Montalvo-Gesser receives 2019 ATHENA Award

March 20, 2019
Owensboro Times

Girls Inc. recognizes Susan Montalvo-Gesser with ATHENA Award

Susan Montalvo-Gesser

Susan Montalvo-Gesser

With record-breaking attendance, the annual ATHENA Awards were held Tuesday at the Owensboro Convention Center. Through a joint effort of Girls Incorporated and the Greater Owensboro Chamber of Commerce, the awards luncheon raised awareness for the “strong, smart, bold” message of Girls Inc. and recognized one Owensboro woman for her work empowering other women.

Event emcee Kirk Kirkpatrick presented the 2019 ATHENA Award to Susan Montalvo-Gesser, local attorney and newly appointed director of the Catholic Charities for the Diocese of Western Kentucky.

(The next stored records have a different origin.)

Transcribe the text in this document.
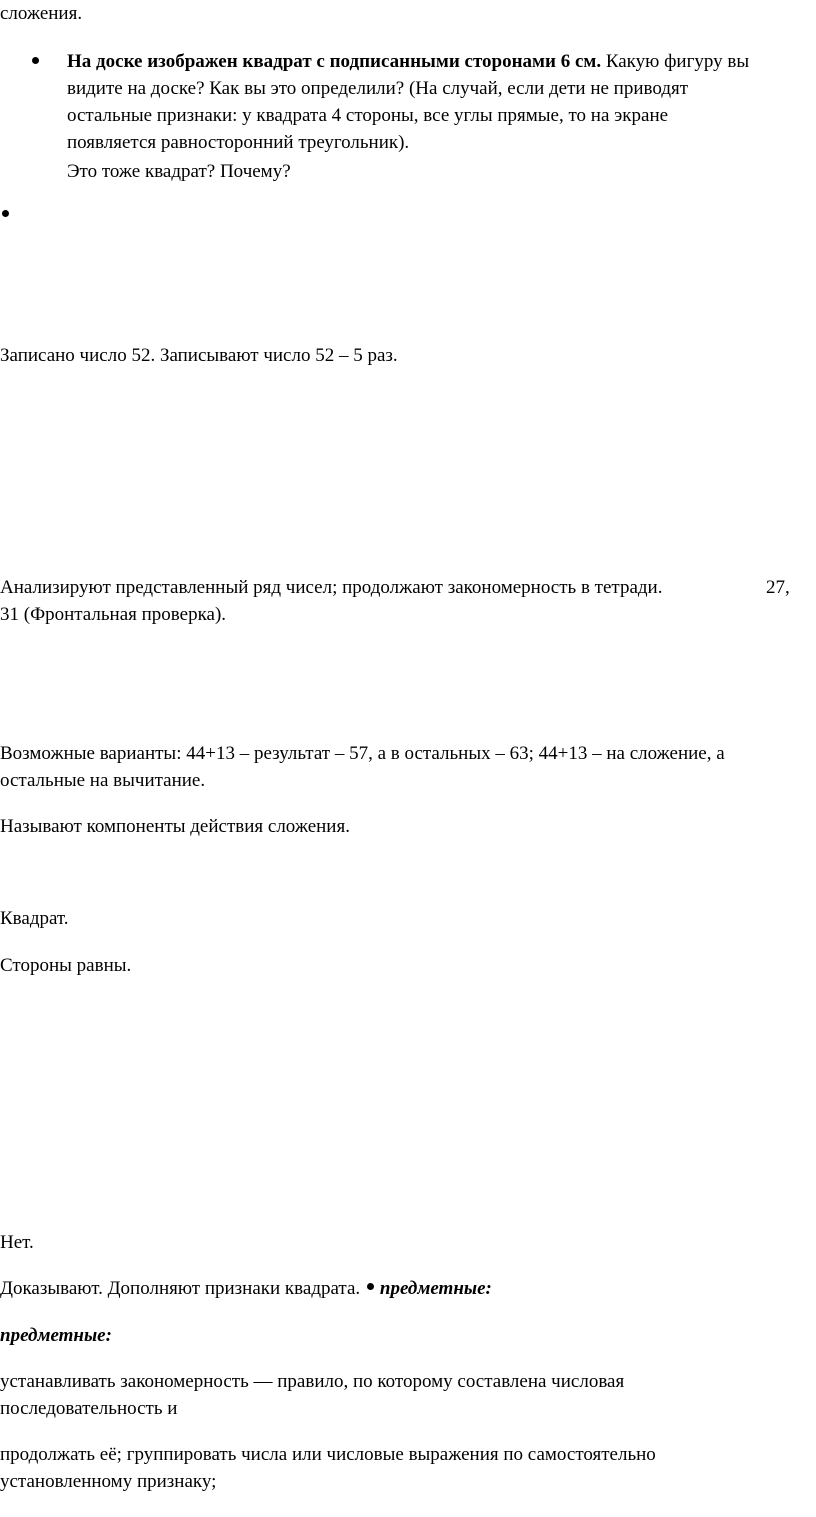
сложения.
На доске изображен квадрат с подписанными сторонами 6 см. Какую фигуру вы
видите на доске? Как вы это определили? (На случай, если дети не приводят
остальные признаки: у квадрата 4 стороны, все углы прямые, то на экране
появляется равносторонний треугольник).
Это тоже квадрат? Почему?
Записано число 52. Записывают число 52 – 5 раз.
Анализируют представленный ряд чисел; продолжают закономерность в тетради.	27,
31 (Фронтальная проверка).
Возможные варианты: 44+13 – результат – 57, а в остальных – 63; 44+13 – на сложение, а
остальные на вычитание.
Называют компоненты действия сложения.
Квадрат.
Стороны равны.
Нет.
Доказывают. Дополняют признаки квадрата. предметные:
предметные:
устанавливать закономерность — правило, по которому составлена числовая
последовательность и
продолжать её; группировать числа или числовые выражения по самостоятельно
установленному признаку;
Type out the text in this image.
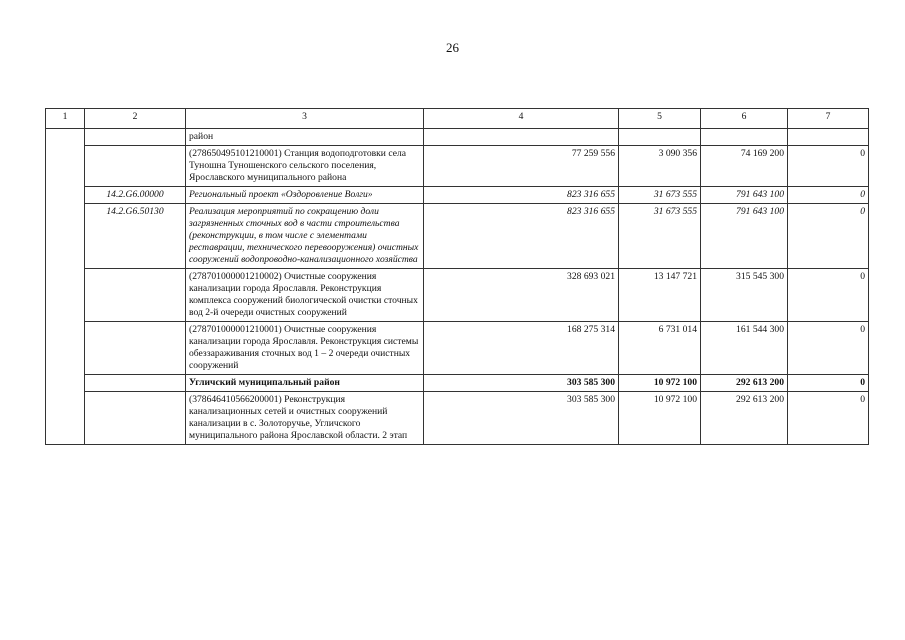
26
1	2	3	4	5	6	7
		район				
		(278650495101210001) Станция водоподготовки села Туношна Туношенского сельского поселения, Ярославского муниципального района	77 259 556	3 090 356	74 169 200	0
	14.2.G6.00000	Региональный проект «Оздоровление Волги»	823 316 655	31 673 555	791 643 100	0
	14.2.G6.50130	Реализация мероприятий по сокращению доли загрязненных сточных вод в части строительства (реконструкции, в том числе с элементами реставрации, технического перевооружения) очистных сооружений водопроводно-канализационного хозяйства	823 316 655	31 673 555	791 643 100	0
		(278701000001210002) Очистные сооружения канализации города Ярославля. Реконструкция комплекса сооружений биологической очистки сточных вод 2-й очереди очистных сооружений	328 693 021	13 147 721	315 545 300	0
		(278701000001210001) Очистные сооружения канализации города Ярославля. Реконструкция системы обеззараживания сточных вод 1 – 2 очереди очистных сооружений	168 275 314	6 731 014	161 544 300	0
		Угличский муниципальный район	303 585 300	10 972 100	292 613 200	0
		(378646410566200001) Реконструкция канализационных сетей и очистных сооружений канализации в с. Золоторучье, Угличского муниципального района Ярославской области. 2 этап	303 585 300	10 972 100	292 613 200	0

“I never thought it would be me,” said Montalvo-Gesser, who scribbled the names of her own “Athenas” — the women who influenced her — on a scrap of paper on the off chance her name was called.

Growing up in Owensboro, Montalvo-Gesser struggled through a childhood of poverty and being a Latina girl in Daviess County.

“Those experiences greatly influenced her and they helped to mold her into the successful woman she is today,” Kirkpatrick said of the University of Louisville law school graduate who returned to Owensboro to specialize in immigration law.

Kirkpatrick said, not only has Montalvo-Gesser led a successful career, but she has been a tireless champion and mentor for women, assisting some of the most vulnerable when she transitioned into a career as the managing attorney of Kentucky Legal Aid. There she served low-income clients facing domestic violence and visa issues.

“During this past year alone, she has handled 300 domestic violence cases,” Kirkpatrick told the audience.

With her new position at Catholic Charities, Montalvo-Gesser plans to focus the organization on social justice.

“I hope to set up immigration services and integrate the refugee efforts in our diocese,” Montalvo-Gesser said. “I hope to work to bring services for human trafficking victims, assist in efforts for adequate housing and serving the poor and marginalized in our parish communities.”

Nominated five times previously, Montalvo-Gesser jokingly told the audience she considered herself the Susan Lucci of the ATHENA Awards. (Susan Lucci was a soap opera actress that won her first Emmy in 1999 after 19 straight years of being nominated in the Best Actress category.)

“This is not recognition for me, but for the causes I believe in,” she said.

More than winning the award, Montalvo-Gesser said being nominated with 16 other successful female leaders and being recognized by an organization like Girls Inc., was the real honor.

The event also posthumously honored Louise Gasser Kirtley — one of the names on Montalvo-Gesser’s scrap of paper — with the Legacy Award for her trailblazing efforts for the women of Daviess County, particularly those in the legal community. Kirtley was the first female attorney to be admitted to the Daviess County bar, the first female trial judge, first female city attorney and first female state representative.

Running the ATHENA Award lunch with confidence and poise were the young ladies of Girls Inc., who kept the audience laughing. Girls ranging from third to eighth grades moved the 500 people in attendance with personal stories of what Girls Inc. meant to them.

Estes third-grader Dulce described coming to America with her mom from Mexico and how Girls Inc. has taught her about STEM (science, technology, engineering and math). Lakari who was born with one leg shorter than the other has experienced bullying, but said she has gained confidence through Girls Inc. and was able to have her first sleepover. Third-grader Kalli said she wants to be a scientist after meeting one at Girls Inc., and 14-year-old Kaliyah said Girls Inc. has been life-changing.

“I don’t know what I want to be, but I know I can be anything because of Girls Inc.,” Kaliyah said.

This year marks the 50th anniversary of Girls Inc. in Owensboro. In 1969, when Girls Inc. began in a single apartment in Rolling Heights, women made up 43 percent of the workforce, yet only made half the income of their male counterparts at the time.

“Women were underpaid, lacking in education and athletic and professional opportunities,” said Sue Napper of the Girls Inc. board. “A group of local visionaries sought to create programming for girls. They helped improve thousands of girls’ lives, giving them a voice and tools to succeed.”

Napper said a key component of that success is Girls Inc. CEO Tish Correa-Osborne, who has been with the organization for 37 of the 50 years they have been active.

The convention center ballroom gave Osborne a standing ovation for her dedication to Girls Inc.